Encadrer les influenceurs, ces utilisateurs des réseaux sociaux plus visibles que de nombreux médias :
- Attribuer un statut aux influenceurs : compte tenu de l’impact considérable des “influenceurs” dans l’économie de l’attention, un compte d’utilisateur devrait être considéré comme très influent s’il compte au moins 50 000 abonnés, ou s’il est associé à une personne occupant des fonctions politiques ou à une personnalité publique ayant obtenu une certification de la part des plateformes. Les influenceurs de cette catégorie doivent être soumis à un code de conduite, à des obligations particulières, qui les engagent à faire preuve de transparence sur leur rémunération ou leurs affiliations politiques, le cas échéant.
- Concernant les influenceurs virtuels générés par l’intelligence artificielle : leurs bases de données d’entraînement doivent être alimentées par des contenus fiables et les instructions données aux chatbots doivent inclure certaines garanties afin de l’empêcher de produire de fausses informations.

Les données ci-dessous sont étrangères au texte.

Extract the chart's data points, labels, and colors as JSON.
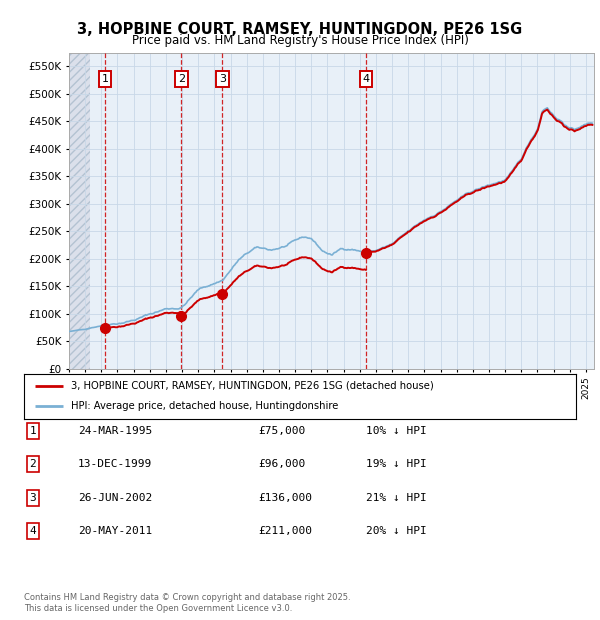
{
  "title": "3, HOPBINE COURT, RAMSEY, HUNTINGDON, PE26 1SG",
  "subtitle": "Price paid vs. HM Land Registry's House Price Index (HPI)",
  "ylim": [
    0,
    575000
  ],
  "yticks": [
    0,
    50000,
    100000,
    150000,
    200000,
    250000,
    300000,
    350000,
    400000,
    450000,
    500000,
    550000
  ],
  "ytick_labels": [
    "£0",
    "£50K",
    "£100K",
    "£150K",
    "£200K",
    "£250K",
    "£300K",
    "£350K",
    "£400K",
    "£450K",
    "£500K",
    "£550K"
  ],
  "xlim_start": 1993.0,
  "xlim_end": 2025.5,
  "sale_year_floats": [
    1995.23,
    1999.95,
    2002.49,
    2011.38
  ],
  "sale_prices": [
    75000,
    96000,
    136000,
    211000
  ],
  "sale_labels": [
    "1",
    "2",
    "3",
    "4"
  ],
  "legend_entries": [
    "3, HOPBINE COURT, RAMSEY, HUNTINGDON, PE26 1SG (detached house)",
    "HPI: Average price, detached house, Huntingdonshire"
  ],
  "legend_colors": [
    "#cc0000",
    "#7ab0d4"
  ],
  "table_rows": [
    [
      "1",
      "24-MAR-1995",
      "£75,000",
      "10% ↓ HPI"
    ],
    [
      "2",
      "13-DEC-1999",
      "£96,000",
      "19% ↓ HPI"
    ],
    [
      "3",
      "26-JUN-2002",
      "£136,000",
      "21% ↓ HPI"
    ],
    [
      "4",
      "20-MAY-2011",
      "£211,000",
      "20% ↓ HPI"
    ]
  ],
  "footer": "Contains HM Land Registry data © Crown copyright and database right 2025.\nThis data is licensed under the Open Government Licence v3.0.",
  "hpi_line_color": "#7ab0d4",
  "price_line_color": "#cc0000",
  "dashed_line_color": "#cc0000",
  "grid_color": "#c8d8e8",
  "bg_color": "#e8f0f8",
  "hatch_x_end": 1994.3
}
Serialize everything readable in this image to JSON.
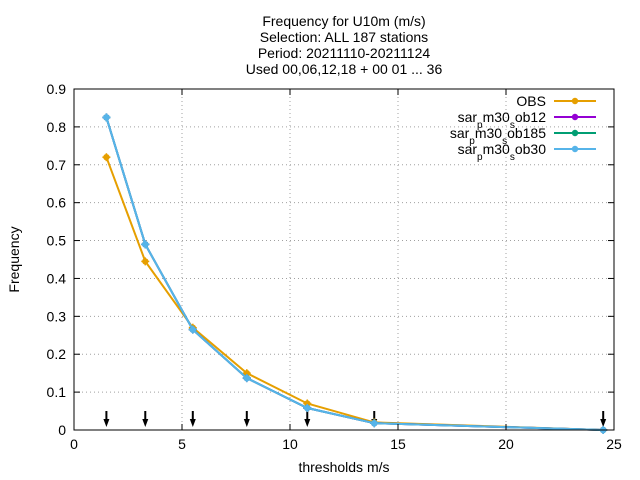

Lutter contre la circulation des deepfakes, véritable poison des démocraties :
- Utiliser des standards d’authentification des images synthétiques : compte tenu de la responsabilité des grandes plateformes dans la circulation de l’information, il est indispensable qu’elles soient techniquement capables de distinguer le deepfake du contenu authentique, autant sur les contenus visuels et audiovisuels que sur les contenus audios.
- Favoriser la circulation de contenus authentiques en période électorale : lorsque les citoyens sont appelés aux urnes, l’accès à l’information fiable est particulièrement nécessaire face à un accroissement constaté de la désinformation en ligne. Les contenus signalés comme authentiques doivent être privilégiés dans les algorithmes sur les sujets politiques et d’information générale en période électorale, afin de minimiser les risques de désinformation portée par des contenus créés par l’intelligence artificielle.